Remortgage Versus Secured Loan: Which Is The Better Option?

by Ed Ward

Taking out a secured loan, or remortgaging the property is a decision faced by many individuals looking to refinance their home to raise money. Which one is better for you is not always clear and depends on different considerations. An early payment penalty is typically the most significant factor and usually kicks in if you pay off your mortgage early.

With some lending institutions charging 7.5% or higher as a penalty for paying off a mortgage early, you need to be careful whether this will apply to you. Yes you may have seen remortgage rates that are much less than rates on secured loans, however if you have to pay a large penalty to do the refinancing, your out of pocket expense will be greater.

The type of mortgage you currently have will have a bearing on whether these types of penalties apply. If, for example, you have a discount mortgage, with either a fixed or floating rate that is at a discount for the first three years then you are more than likely going to face a stiff penalty for early repayment. Bear in mind that some mortgages continue to impose a penalty even after the initial low rate period.

If you are lucky enough to not be face with a hefty penalty for paying off your mortgage early, then you should start to look at the fees associated with a secured loan transaction. A key aspect for you to think about is that the the rate on a second charge loan will tend to be much higher than what you typically have on a mortgage. This may make the remortgage option appear more attractive on a straight interest rate comparison, but there is more to it than that.

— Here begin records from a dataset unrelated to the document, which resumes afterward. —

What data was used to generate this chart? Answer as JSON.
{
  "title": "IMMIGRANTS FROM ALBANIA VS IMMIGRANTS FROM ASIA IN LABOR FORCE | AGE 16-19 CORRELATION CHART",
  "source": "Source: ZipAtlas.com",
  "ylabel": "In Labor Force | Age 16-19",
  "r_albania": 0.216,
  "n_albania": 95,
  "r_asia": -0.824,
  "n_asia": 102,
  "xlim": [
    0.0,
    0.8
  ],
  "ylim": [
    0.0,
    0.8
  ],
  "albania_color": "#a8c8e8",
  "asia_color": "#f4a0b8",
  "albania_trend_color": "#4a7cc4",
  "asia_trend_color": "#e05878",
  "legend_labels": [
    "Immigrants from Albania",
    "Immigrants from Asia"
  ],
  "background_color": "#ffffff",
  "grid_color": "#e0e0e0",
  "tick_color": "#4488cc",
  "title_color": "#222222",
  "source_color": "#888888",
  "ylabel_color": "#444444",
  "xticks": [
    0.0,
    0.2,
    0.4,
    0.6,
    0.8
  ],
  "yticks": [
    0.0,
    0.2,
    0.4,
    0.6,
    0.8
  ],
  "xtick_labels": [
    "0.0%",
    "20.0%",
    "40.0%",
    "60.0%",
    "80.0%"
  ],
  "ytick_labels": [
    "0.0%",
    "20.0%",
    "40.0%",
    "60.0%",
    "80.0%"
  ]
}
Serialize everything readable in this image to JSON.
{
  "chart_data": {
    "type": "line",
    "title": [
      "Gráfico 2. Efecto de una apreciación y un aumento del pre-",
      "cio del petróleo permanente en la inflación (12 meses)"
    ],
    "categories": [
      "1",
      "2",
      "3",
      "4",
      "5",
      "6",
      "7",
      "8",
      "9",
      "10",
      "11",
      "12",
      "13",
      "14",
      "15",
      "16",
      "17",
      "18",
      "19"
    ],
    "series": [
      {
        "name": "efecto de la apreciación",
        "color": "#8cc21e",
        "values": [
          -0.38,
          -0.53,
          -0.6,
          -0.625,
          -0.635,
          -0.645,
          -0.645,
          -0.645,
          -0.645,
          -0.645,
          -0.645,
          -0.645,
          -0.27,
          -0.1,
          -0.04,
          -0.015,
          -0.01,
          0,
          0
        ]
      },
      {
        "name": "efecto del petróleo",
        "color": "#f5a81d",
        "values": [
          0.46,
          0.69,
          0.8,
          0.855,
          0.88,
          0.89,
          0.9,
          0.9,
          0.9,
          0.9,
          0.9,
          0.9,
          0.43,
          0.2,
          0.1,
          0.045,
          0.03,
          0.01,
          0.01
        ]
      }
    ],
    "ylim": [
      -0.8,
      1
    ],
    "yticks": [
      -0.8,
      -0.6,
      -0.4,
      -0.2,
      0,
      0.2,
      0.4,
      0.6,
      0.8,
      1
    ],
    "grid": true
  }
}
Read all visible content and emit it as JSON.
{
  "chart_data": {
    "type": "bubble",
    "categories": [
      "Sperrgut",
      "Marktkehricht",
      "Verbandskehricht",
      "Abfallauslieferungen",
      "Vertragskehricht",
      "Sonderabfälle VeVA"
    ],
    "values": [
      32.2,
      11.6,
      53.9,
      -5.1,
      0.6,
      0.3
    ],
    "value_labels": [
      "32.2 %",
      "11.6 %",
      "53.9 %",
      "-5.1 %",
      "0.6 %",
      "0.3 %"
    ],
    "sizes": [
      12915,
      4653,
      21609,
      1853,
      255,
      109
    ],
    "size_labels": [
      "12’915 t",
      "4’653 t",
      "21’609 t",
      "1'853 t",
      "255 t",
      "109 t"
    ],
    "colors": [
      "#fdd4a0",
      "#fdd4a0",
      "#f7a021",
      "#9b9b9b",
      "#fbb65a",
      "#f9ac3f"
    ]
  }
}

Bear in mind that the total cost of borrowing is greater than simply the interest paid on the loan. There are fees involving valuation, administration, legal, lender and potentially title and broker fees involved. Most of these fees, except for the last two, are not typically charged in a secured loan transaction.

And don’t forget that mortgages are generally taken out on a much larger total sum, and therefore the APR of the mortgage may well be less than what is being suggested for the secured loan, nonetheless if it is higher than your previous mortgage rate, the overall cost of borrowing, discounted over time, could greatly exceed the savings from the lower transaction cost secured loan.

Also be sure to check the repayment terms for the different options you have to hand. You may find yourself locked in for longer than you are comfortable with, which could inhibit you from paying off the loan early if you have a cash lump sum available. Note that if you have had any recent credit difficulties, you may find it easier to take out a secured loan.

If you don’t have the luxury of time, a remortgage may not be the best option for you. The approval process for a mortgage typically takes several weeks and it may even be months before the funds are actually deposited into your account. A secure loan, on the other hand, can be approved in two weeks in a best case scenario, so this may be a significant factor for you to consider.